Именно поляки в XVI веке усердно распространяли легенды о природной вражде русских по отношению к католикам-христианам (московит «…заслуживает признательности и достигает отпущения грехов, если кто убьет католика римского исповедания»)[85]. И такая пропаганда, особенно подтвержденная событиями Ливонской войны, имела успех.

Йовий видел причину охлаждения русско-европейских отношений в происках Польши, когда в Риме, не подумав, поддержали торжества короля Сигизмунда в честь победы польско-литовских войск над московитами под Оршей в 1514 году: «по этому поводу установлены были благодарственные молебствия, как будто были побеждены и перебиты враги имени Христова»[86]. Война с Василием III и особенно победа под Оршей преподносилась польской публицистикой чуть ли не как спасение христианского мира от нашествия новых варваров, живым щитом против которых выступила самая восточная католическая держава и король Сигизмунд[87].

Именно поляки в противовес итальянскому и немецкому восхищению чистотой нравов московитов писали, что русские – грязные, дикие, нецивилизованные варвары, склонные к насилию и поэтому опасные для высокоразвитых народов: «…когда знатные и богатые начинают пировать, то сидят с полудня до полуночи, непрерывно наполняя брюхо пищей и питьем; встают из-за стола, когда велит природа, чтобы облегчиться, и затем снова и снова жрут до рвоты, до потери рассудка и чувства, когда уже не могут отличить голову от зада». Поляки обличали перед Западом московско-татарский «обычай» продавать людей в рабство[88], пропагандировали идею, что московиты в культурном и политическом отношении гораздо ближе к туркам, азиатам, чем к цивилизованной Европе[89]. И хотя в XVI веке еще неоднократно переиздавались сочинения и Йовия, и Фабри, и Альберта Компьенского, в восприятии московитов верх явно начала одерживать «скептическая школа», заложенная Бернардом Ваповским, Яном Ласким, Матвеем Меховским и др.

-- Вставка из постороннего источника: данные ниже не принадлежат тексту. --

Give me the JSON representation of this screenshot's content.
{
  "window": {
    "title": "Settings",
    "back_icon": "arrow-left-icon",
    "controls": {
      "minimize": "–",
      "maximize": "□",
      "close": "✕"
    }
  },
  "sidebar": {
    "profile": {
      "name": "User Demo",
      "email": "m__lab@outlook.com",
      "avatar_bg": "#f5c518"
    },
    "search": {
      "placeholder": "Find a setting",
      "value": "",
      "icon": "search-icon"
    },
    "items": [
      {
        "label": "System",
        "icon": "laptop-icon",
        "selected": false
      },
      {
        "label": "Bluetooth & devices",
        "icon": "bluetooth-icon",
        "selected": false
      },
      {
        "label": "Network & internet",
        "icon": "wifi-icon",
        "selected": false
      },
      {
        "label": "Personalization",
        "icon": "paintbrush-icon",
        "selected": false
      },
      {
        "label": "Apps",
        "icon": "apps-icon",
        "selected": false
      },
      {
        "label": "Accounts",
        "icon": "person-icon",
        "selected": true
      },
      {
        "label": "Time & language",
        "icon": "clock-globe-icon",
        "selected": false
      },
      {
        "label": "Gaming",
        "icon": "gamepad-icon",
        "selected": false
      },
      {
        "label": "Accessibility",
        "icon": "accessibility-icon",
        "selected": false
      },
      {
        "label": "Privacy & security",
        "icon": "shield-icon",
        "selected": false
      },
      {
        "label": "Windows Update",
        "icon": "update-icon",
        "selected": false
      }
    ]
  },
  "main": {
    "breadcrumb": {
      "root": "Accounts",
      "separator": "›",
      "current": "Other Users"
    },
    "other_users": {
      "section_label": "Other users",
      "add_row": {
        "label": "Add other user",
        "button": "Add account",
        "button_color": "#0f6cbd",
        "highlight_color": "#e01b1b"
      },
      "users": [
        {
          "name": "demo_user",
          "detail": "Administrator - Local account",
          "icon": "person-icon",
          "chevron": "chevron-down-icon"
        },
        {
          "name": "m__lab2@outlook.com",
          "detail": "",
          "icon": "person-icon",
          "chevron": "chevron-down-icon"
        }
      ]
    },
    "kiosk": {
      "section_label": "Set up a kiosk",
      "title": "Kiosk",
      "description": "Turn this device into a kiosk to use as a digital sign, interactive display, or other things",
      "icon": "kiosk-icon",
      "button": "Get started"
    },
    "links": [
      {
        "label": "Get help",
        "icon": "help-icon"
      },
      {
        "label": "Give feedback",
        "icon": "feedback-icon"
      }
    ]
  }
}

В 1549 году в Вене вышло первое издание «Записок о Московии» Сигизмунда Герберштейна, задавшего, по выражению А.Л. Хорошкевич, идеальные «тип и форму повествования о России»[90]. Это сочинение во второй половине XVI века выходило в среднем раз в два года, известно 22 издания[91]. Оно во многом оказалось переломным в европейских оценках восточноевропейских земель. Под пером Герберштейна вместо «подлинных христианских государей» русские правители предстали перед западным читателем скопищем всех человеческих пороков, воистину «антиправителями»: они хитры, лицемерны, вероломны, воинственны, все время ищут повода к нападению на соседей, жестоки к побежденным. Раньше их власть над подданными вызывала умиление и одобрение, теперь же она названа «жестоким рабством»[92]. Повествование Герберштейна наполнено примерами преступлений московских государей, совершенных ими для захвата, укрепления власти или даже без повода, как проявление тирании. Московиты склонны к убийствам, насилиям, грабежам. «Все они называют себя холопами, то есть рабами государя… Этот народ находит больше удовольствия в рабстве, чем в свободе»[93].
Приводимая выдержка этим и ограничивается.